Why oh why can’t Maricopa County residents have nice things? Oh, because we have to pay for a baseball stadium.
That’s right, this week the Arizona Diamondbacks asked to be released from their 30-year lease of Chase Field with the stadium’s owner Maricopa County, when they’re only 18 years into the agreement. Why? Because the team maintains the wonderful facility needs $187 million in upgrades, and unless the county coughs up the cash, they’ll look elsewhere, leaving taxpayers with a half-billion-dollar white elephant downtown. The county responded correctly: No.
I don’t know the lease details, but if nothing else the team’s very public letter to the county is the definition of “bad optics”—coming during a week of controversy when the county’s election board eroded democracy to save less than $1 million; coming after a decade of officials telling us we can’t afford good schools and universities, health care or children’s services. Heck, the original 1997 stadium vote was hard enough in better times: when county officials agreed to the tax that raised $238 million for the baseball stadium, Supervisor Mary Rose Wilcox was friggin’ shot by a disgruntled nutball. As a result of the team’s ill-timed, strong-arm demands, the once beloved D-backs were lambasted this week by the public and even the usually friendly media.
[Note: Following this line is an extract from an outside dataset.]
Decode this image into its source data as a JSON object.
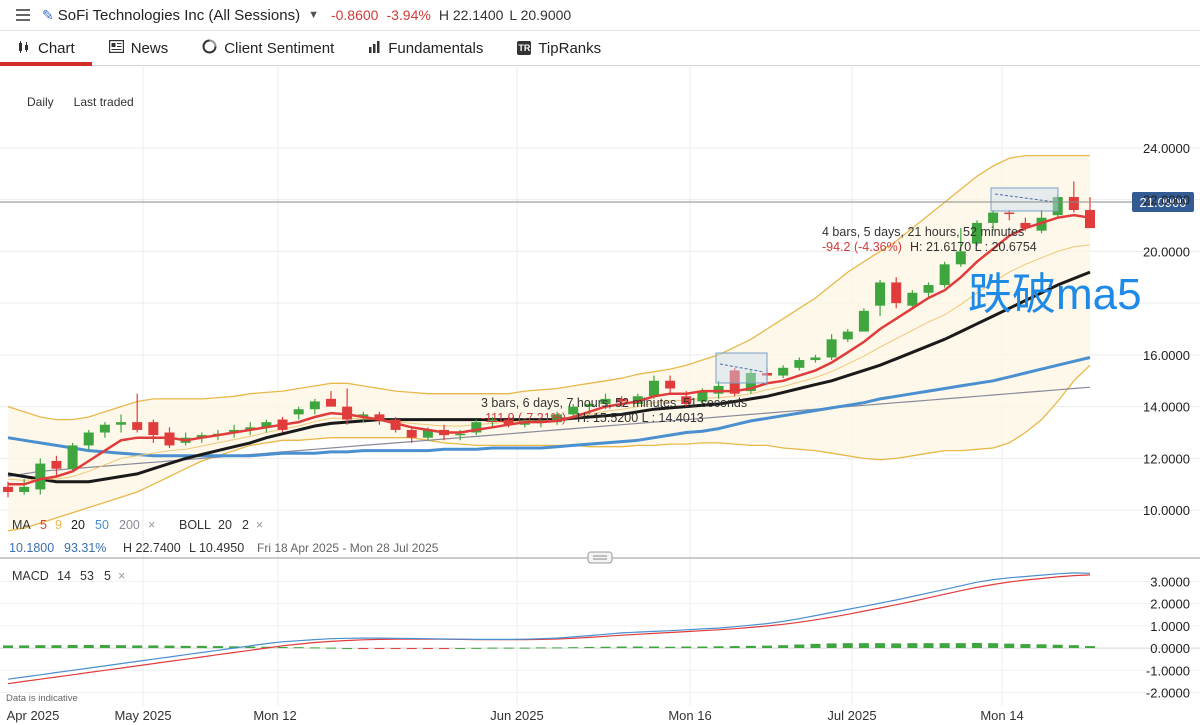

Although public financing of sports arenas dates to 1923, recently some local governments may be rethinking the game—one that pits them against other cities, held hostage by teams who demand snazzier corporate boxes, more entertainment attractions and fancy locker rooms for multi-millionaires, all of it pushing ticket prices beyond the reach of many fans. More studies see through the “economic development” BS that sports franchises use to lobby city councils, county supervisors, legislators and the public. The D-backs talk about $8.2 billion in economic development, but when you drill down to the bottom of that number, the real “development” is for the team’s billionaire owners.
A fraction of $187 million would’ve meant no long lines for voters last week. And more democracy. Just not as many hot dogs and beers. I go to a dozen or so games a year but could get by with MLB-TV, so how ‘bout we let the D-backs walk and turn the stadium into a big voting booth? Put a school in left field and a health clinic in right. Create a nice little hotel in the innards, and Arpaio’s inmates can live there and manage the place. Let’s play two!